While the present disclosure has been described with reference to the drawings and examples, it should be noted that various modifications and revisions may be implemented by those skilled in the art based on the present disclosure. Accordingly, such modifications and revisions are included within the scope of the present disclosure. For example, configurations, functions, or the like included in each embodiment can be rearranged without logical inconsistency. In addition, configurations or functions included in each embodiment can be used in combination with another embodiment, and multiple configurations or functions can be combined into one, divided, or partially omitted.

For example, an embodiment in which a general-purpose computer functions as the processing circuitry 30 according to the above embodiments can also be implemented. Specifically, a program in which processes for realizing the functions of the processing circuitry 30 according to the above embodiments are written may be stored in a memory of the general-purpose computer, and the program may be read and executed by a processor of the general-purpose computer. Accordingly, the present disclosure can also be implemented as a program executable by a processor, or a non-transitory computer-readable storage medium storing the program. Examples of the non-transitory computer-readable storage medium include a magnetic storage device, an optical disc, a magneto-optical storage device, and a semiconductor memory. A non-transitory computer-readable storage medium storing a program is also referred to as a computer program product.

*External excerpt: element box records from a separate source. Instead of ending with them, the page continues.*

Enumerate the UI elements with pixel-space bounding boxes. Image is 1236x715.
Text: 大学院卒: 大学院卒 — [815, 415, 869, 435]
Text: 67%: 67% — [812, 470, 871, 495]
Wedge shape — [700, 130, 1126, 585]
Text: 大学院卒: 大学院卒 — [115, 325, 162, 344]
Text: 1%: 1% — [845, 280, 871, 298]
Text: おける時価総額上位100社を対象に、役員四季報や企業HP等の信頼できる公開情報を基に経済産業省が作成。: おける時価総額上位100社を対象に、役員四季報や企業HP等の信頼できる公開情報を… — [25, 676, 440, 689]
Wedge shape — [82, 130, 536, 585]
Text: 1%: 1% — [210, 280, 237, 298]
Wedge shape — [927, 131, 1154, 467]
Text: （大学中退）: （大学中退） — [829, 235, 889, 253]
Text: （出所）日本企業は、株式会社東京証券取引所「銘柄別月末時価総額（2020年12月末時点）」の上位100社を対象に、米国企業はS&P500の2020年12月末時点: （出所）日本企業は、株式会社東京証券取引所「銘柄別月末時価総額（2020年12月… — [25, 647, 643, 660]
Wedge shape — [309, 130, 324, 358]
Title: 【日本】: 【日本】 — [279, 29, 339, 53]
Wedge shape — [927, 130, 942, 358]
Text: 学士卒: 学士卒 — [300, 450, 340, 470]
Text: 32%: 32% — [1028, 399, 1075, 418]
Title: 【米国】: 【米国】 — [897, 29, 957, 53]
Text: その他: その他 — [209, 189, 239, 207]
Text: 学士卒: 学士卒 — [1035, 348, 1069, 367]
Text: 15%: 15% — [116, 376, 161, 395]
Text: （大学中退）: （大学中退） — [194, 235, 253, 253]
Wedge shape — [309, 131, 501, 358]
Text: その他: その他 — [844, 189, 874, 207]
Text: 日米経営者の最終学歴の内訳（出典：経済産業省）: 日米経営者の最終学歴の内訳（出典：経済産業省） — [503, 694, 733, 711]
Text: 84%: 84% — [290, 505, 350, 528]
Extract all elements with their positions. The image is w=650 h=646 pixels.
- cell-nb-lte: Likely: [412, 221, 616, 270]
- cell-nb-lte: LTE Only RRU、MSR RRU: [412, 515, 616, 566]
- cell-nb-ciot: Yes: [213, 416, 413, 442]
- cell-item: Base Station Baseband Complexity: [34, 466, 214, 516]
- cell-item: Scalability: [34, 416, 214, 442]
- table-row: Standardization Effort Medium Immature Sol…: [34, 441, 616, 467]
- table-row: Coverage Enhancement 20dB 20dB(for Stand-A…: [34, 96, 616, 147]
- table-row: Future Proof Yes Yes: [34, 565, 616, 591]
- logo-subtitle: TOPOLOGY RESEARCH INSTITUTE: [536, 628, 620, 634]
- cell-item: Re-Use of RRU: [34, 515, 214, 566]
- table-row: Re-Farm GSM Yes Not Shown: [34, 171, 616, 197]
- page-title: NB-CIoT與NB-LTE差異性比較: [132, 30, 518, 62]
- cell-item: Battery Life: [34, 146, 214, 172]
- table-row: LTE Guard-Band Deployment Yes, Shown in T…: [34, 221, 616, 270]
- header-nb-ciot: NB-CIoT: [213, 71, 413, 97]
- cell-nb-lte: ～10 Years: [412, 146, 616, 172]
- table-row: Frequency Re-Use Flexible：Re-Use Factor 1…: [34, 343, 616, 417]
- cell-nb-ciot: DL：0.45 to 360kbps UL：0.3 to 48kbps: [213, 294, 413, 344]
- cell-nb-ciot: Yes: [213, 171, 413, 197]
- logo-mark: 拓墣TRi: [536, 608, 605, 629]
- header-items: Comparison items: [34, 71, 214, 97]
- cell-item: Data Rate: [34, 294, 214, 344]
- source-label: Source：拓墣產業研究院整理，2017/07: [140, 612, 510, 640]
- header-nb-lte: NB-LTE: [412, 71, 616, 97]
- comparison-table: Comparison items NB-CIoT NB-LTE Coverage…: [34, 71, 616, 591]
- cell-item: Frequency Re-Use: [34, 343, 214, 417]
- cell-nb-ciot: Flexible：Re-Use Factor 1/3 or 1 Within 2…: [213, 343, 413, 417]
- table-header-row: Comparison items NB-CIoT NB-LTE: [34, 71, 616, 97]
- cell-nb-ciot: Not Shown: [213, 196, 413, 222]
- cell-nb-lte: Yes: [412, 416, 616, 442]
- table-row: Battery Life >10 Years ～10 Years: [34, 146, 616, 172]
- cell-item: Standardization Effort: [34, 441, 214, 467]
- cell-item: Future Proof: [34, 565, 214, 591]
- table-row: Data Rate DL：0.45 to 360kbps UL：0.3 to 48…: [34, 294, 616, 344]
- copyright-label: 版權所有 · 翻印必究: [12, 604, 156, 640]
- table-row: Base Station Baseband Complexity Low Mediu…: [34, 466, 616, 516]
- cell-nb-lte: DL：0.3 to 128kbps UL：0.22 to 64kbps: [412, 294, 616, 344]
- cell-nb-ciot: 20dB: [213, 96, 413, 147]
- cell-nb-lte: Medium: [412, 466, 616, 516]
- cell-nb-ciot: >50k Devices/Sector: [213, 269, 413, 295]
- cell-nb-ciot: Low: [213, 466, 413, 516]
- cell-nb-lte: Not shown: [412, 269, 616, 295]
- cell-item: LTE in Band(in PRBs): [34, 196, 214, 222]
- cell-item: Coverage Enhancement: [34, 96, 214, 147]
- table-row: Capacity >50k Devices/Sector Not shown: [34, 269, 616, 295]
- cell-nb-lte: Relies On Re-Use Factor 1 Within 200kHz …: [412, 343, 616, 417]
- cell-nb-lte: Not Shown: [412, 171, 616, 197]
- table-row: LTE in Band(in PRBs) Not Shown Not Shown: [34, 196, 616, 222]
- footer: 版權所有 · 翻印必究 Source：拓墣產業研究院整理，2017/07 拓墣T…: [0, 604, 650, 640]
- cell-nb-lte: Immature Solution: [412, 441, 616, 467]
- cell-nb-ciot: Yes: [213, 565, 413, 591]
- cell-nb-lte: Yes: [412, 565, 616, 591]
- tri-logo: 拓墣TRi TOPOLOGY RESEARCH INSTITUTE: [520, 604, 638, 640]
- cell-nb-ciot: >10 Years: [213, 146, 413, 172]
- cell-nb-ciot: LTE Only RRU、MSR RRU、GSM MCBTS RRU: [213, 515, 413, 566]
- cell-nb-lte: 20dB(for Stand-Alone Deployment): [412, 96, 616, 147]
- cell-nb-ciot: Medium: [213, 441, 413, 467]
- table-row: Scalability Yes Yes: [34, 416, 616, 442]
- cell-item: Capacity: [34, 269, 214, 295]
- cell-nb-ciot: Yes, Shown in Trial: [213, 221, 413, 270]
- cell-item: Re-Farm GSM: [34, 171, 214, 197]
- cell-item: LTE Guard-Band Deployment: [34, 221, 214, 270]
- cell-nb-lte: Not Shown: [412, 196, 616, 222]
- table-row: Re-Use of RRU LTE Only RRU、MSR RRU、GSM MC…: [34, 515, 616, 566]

For example, in the embodiments described above, the processing circuitry 30 is described to perform all of the operations and processing in the steps shown in FIGS. 3, 6, and 7, the present disclosure is not limited to this configuration. An external server and/or a user terminal may execute some or all of the operations and processing executed by the processing circuitry 30. In such a case, the processing circuitry 30 may be configured to communicate with the external server and/or the user terminal via the network NW.

The actual scope of the protection sought is intended to be defined in the following claims when viewed in their proper perspective based on the prior art.